Tom Solomon, co-coordinator of 350 New Mexico, said he does not see hydrogen as playing a role in New Mexico’s future. At the same time, he said a bill that did not include hydrogen produced from natural gas would have been more palatable.
Solomon said hydrogen from fossil fuels feed stock is not the answer.
“They would increase the amount of fracked methane to make that hydrogen,” he said, adding that each iteration of the hydrogen bill had large numbers of people speak out in opposition during public comments.
He said this would lead to methane emissions from the extraction of natural gas as well as transportation.
Solomon said the Paris Climate Accord calls for a transition away from fossil fuels and that New Mexico should be moving away from extraction in light of the climate crisis.
Feibelman said most people don’t know where hydrogen comes from or where the power comes from that is used to separate the hydrogen from the carbon, in terms of hydrogen produced from natural gas. The majority of hydrogen energy today is made using methane from natural gas.
Additionally, Feibelman said most people don’t know what hydrogen is used for. In terms of fuel cells for vehicles, Feibelman said that is a clean use, but combustion of hydrogen is not.

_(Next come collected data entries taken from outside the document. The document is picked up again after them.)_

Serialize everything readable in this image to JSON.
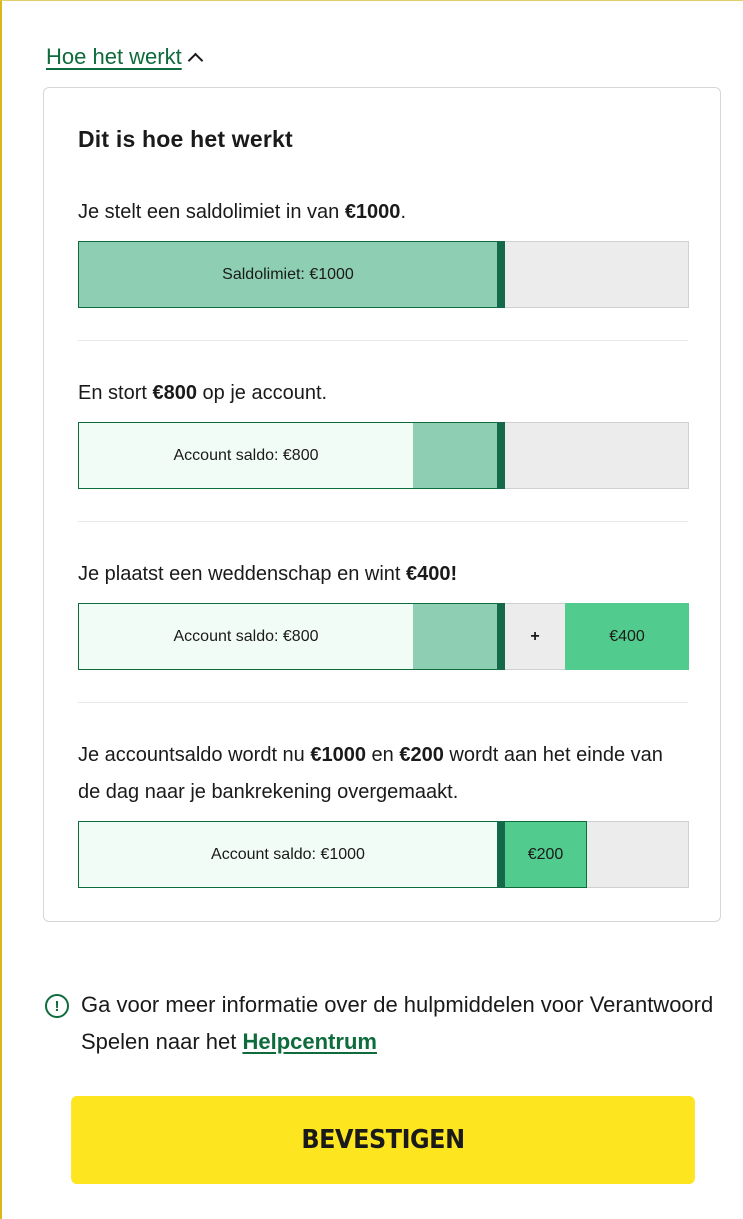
{
  "toggle": {
    "label": "Hoe het werkt"
  },
  "card": {
    "title": "Dit is hoe het werkt",
    "steps": [
      {
        "text_parts": [
          "Je stelt een saldolimiet in van ",
          "€1000",
          "."
        ],
        "bar": {
          "limit_label": "Saldolimiet: €1000"
        }
      },
      {
        "text_parts": [
          "En stort ",
          "€800",
          " op je account."
        ],
        "bar": {
          "balance_label": "Account saldo: €800"
        }
      },
      {
        "text_parts": [
          "Je plaatst een weddenschap en wint ",
          "€400!"
        ],
        "bar": {
          "balance_label": "Account saldo: €800",
          "plus": "+",
          "win_label": "€400"
        }
      },
      {
        "text_parts": [
          "Je accountsaldo wordt nu ",
          "€1000",
          " en ",
          "€200",
          " wordt aan het einde van de dag naar je bankrekening overgemaakt."
        ],
        "bar": {
          "balance_label": "Account saldo: €1000",
          "transfer_label": "€200"
        }
      }
    ]
  },
  "info": {
    "text": "Ga voor meer informatie over de hulpmiddelen voor Verantwoord Spelen naar het",
    "link": "Helpcentrum"
  },
  "confirm_label": "BEVESTIGEN",
  "colors": {
    "brand_green": "#0e6b3c",
    "limit_fill": "#8ecfb4",
    "balance_fill": "#f1fcf6",
    "win_fill": "#52cc8e",
    "empty_fill": "#ececec",
    "confirm_bg": "#fde51f"
  }
}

Nanasi said the bill not passing does not end the hydrogen discussion in New Mexico. She said she will be fighting a hydrogen proposal from a natural gas company that is before the PRC.
Clean Future Act
Solomon also spoke about the Clean Future Act, which he said saw tremendous progress over its various iterations.
“There was a whole series of consultations with impacted communities and stakeholders and it got better and better and better,” he said. “I think it’s final version is a bill well worth passing and would make New Mexico a real climate leader.”
In terms of decarbonizing sectors like transportation, Solomon said the infrastructure needs to be built out for electric vehicle charging. He highlighted several funding initiatives to do this.
At the same time, he said SB 21, sponsored by Sen. Bill Tallman, D-Albuquerque, which would have provided tax credits to assist low-income people wanting to purchase electric vehicles, failed to pass the legislature. The legislation made progress during the last week of the session, receiving a do pass recommendation from the Senate Finance Committee on Feb. 15, but was not heard on the Senate floor.
As for the bills that failed, Feibelman said the Sierra Club will continue to push for environmental legislation in future sessions.
She said not passing well-vetted legislation that has been introduced in multiple sessions intended to address climate change “is a huge loss for New Mexico.”
“That should be our top priority in the state,” she said.